Recipe: Chocolate Almond Rugelach
- 8 oz. cream cheese, at room temperature
- 1 cup (2 sticks) unsalted butter, at room temperature
- 2/3 cup confectioners’ sugar
- 1 tsp. almond extract
- 1 tsp. vanilla extract
- 1/4 tsp lemon extract or 1/2 tsp lemon zest
- 2 cups all-purpose flour
- 2/3 cup finely chopped bittersweet chocolate, divided
- 1/2 cup finely chopped toasted almonds, divided
- Heavy cream
- 1/4 cup sugar
- 2 tsp. ground cinnamon
- Blend the cream cheese, softened butter, and confectioner’s sugar in a large bowl. Add the extracts, mixing until combined. Then add in the flour and mix until a dough forms. You may want to use your hands to help knead the dough into a soft ball.

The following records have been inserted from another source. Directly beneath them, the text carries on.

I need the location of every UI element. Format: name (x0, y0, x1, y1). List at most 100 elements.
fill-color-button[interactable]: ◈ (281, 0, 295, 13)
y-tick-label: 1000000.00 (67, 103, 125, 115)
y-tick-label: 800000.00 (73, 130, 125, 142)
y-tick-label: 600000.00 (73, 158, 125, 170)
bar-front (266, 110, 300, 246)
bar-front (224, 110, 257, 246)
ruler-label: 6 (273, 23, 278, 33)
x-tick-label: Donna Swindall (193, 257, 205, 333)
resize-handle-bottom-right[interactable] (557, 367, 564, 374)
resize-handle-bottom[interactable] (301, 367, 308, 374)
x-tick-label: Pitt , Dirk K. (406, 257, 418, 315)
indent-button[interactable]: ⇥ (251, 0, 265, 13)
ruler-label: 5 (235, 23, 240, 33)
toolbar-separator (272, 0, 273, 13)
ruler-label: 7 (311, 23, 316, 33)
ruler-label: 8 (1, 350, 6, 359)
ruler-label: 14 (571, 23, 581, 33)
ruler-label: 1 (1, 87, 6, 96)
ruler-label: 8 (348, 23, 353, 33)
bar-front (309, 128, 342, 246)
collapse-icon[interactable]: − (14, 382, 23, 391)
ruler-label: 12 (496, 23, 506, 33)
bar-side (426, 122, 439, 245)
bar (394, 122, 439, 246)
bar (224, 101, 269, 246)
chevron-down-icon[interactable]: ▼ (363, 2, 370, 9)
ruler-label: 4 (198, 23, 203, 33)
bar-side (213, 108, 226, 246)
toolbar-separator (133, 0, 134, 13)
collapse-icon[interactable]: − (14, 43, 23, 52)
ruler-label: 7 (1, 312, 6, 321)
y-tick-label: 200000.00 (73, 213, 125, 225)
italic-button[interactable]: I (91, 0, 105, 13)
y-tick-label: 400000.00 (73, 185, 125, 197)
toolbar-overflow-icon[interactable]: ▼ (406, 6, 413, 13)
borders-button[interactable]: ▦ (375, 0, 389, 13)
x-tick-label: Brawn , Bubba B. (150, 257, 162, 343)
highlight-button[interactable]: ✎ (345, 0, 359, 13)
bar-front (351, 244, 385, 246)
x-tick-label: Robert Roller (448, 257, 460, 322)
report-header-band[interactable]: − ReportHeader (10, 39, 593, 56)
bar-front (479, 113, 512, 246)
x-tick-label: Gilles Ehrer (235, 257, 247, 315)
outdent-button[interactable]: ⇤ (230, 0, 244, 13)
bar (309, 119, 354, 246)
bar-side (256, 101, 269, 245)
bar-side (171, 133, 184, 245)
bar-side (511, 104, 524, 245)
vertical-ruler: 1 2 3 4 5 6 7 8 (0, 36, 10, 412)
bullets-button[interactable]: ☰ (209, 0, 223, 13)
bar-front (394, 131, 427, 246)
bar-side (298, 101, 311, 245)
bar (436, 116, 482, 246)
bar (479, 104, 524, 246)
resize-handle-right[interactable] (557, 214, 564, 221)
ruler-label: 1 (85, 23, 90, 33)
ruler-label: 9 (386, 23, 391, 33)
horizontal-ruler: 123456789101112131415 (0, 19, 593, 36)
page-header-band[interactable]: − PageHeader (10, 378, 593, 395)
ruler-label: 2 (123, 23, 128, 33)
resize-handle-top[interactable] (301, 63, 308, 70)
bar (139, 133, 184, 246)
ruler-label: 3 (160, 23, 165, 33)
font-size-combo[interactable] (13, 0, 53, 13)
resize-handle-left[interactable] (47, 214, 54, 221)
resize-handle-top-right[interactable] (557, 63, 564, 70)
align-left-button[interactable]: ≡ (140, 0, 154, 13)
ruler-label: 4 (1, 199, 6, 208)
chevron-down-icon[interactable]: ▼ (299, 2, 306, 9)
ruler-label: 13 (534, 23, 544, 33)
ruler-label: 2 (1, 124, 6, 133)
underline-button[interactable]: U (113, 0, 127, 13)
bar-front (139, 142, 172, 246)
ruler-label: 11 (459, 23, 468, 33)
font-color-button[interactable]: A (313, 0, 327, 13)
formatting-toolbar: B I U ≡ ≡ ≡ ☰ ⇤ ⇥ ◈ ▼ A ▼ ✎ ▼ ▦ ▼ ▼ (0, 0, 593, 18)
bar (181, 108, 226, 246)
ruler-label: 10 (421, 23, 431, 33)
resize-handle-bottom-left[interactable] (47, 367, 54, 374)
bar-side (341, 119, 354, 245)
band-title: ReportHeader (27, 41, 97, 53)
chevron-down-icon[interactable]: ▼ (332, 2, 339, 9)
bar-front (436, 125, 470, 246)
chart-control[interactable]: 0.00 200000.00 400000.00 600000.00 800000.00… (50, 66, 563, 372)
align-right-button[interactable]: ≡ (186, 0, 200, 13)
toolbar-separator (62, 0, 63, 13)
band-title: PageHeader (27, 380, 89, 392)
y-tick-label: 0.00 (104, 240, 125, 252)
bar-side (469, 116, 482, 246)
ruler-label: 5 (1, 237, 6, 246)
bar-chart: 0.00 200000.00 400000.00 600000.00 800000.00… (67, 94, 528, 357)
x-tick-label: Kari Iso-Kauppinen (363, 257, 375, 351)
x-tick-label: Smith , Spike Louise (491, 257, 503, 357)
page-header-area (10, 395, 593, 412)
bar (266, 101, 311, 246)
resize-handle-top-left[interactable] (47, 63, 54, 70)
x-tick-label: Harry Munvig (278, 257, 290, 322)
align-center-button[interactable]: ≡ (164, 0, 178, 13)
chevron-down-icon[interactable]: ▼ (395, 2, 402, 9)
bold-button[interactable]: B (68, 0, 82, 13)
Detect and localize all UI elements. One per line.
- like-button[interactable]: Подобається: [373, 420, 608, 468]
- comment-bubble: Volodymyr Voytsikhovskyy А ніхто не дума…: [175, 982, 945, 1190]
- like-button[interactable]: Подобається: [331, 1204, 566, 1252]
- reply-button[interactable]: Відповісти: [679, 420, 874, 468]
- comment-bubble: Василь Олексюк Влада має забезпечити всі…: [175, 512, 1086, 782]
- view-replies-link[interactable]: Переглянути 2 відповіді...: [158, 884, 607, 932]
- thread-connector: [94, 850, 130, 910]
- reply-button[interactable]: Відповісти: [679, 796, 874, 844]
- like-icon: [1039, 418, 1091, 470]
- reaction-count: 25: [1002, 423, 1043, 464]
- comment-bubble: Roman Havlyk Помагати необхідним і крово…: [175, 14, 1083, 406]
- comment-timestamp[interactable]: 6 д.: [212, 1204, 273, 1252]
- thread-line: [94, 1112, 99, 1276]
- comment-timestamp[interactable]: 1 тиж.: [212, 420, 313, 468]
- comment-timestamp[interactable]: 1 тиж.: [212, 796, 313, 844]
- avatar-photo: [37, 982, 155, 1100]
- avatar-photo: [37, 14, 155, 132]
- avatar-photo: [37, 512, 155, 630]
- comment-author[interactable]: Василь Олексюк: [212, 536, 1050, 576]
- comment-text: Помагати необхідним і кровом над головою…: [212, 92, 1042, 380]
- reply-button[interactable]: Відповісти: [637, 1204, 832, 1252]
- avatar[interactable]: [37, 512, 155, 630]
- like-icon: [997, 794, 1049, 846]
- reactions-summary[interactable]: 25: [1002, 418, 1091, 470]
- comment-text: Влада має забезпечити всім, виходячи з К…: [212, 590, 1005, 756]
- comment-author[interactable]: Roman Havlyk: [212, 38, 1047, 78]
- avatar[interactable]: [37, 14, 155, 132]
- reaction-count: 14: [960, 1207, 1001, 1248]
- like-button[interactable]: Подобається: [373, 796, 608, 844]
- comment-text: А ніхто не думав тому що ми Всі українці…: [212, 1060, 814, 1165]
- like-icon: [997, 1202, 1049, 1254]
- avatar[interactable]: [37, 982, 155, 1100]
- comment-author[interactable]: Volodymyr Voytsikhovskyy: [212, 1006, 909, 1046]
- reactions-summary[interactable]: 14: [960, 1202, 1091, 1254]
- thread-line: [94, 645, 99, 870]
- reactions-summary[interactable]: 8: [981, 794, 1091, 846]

Wrap the ball of dough with plastic wrap and refrigerate until firm, at least 2 hours.
- When you are ready to make the cookies, preheat the oven to 350˚ F. Line baking sheets with silicone baking mats or parchment paper. Cut the dough ball in half and transfer one half to a lightly floured work surface, returning the other half to the fridge while you work.
- Use a rolling pin to roll the dough out into a thin circle about 12-13 inches in diameter. Use a pastry cutter, pizza cutter, or sharp knife to slice the dough in half and in half again and again until you have 16 equal triangles. Lightly brush the dough with heavy cream and then sprinkle half of the chopped chocolate and half of the chopped almonds on top.
- Working with one triangle at a time, roll up each piece of dough into a log, starting from the wide edge of each triangle so that the tip of the triangle ends up on the outside of the log.
- Place the shaped cookies on the prepared baking sheets, seam side down. Repeat this process with the remaining disc of dough and the remaining fillings.
- Once all the cookies are assembled and on the baking sheets, lightly brush the cookies with a bit of heavy cream. Combine the sugar and cinnamon in a small bowl and whisk together to blend. Sprinkle the cinnamon-sugar mixture lightly over the cookies. Bake until golden, about 24-28 minutes. Let cool on the baking sheets for a few minutes, then transfer to a wire rack and let cool completely.
You can add whatever you want for filling – just don’t overfill especially with jam or preserves because the log will be messy. People often use various fruit preserves, nuts, dried fruits, and cinnamon/sugar.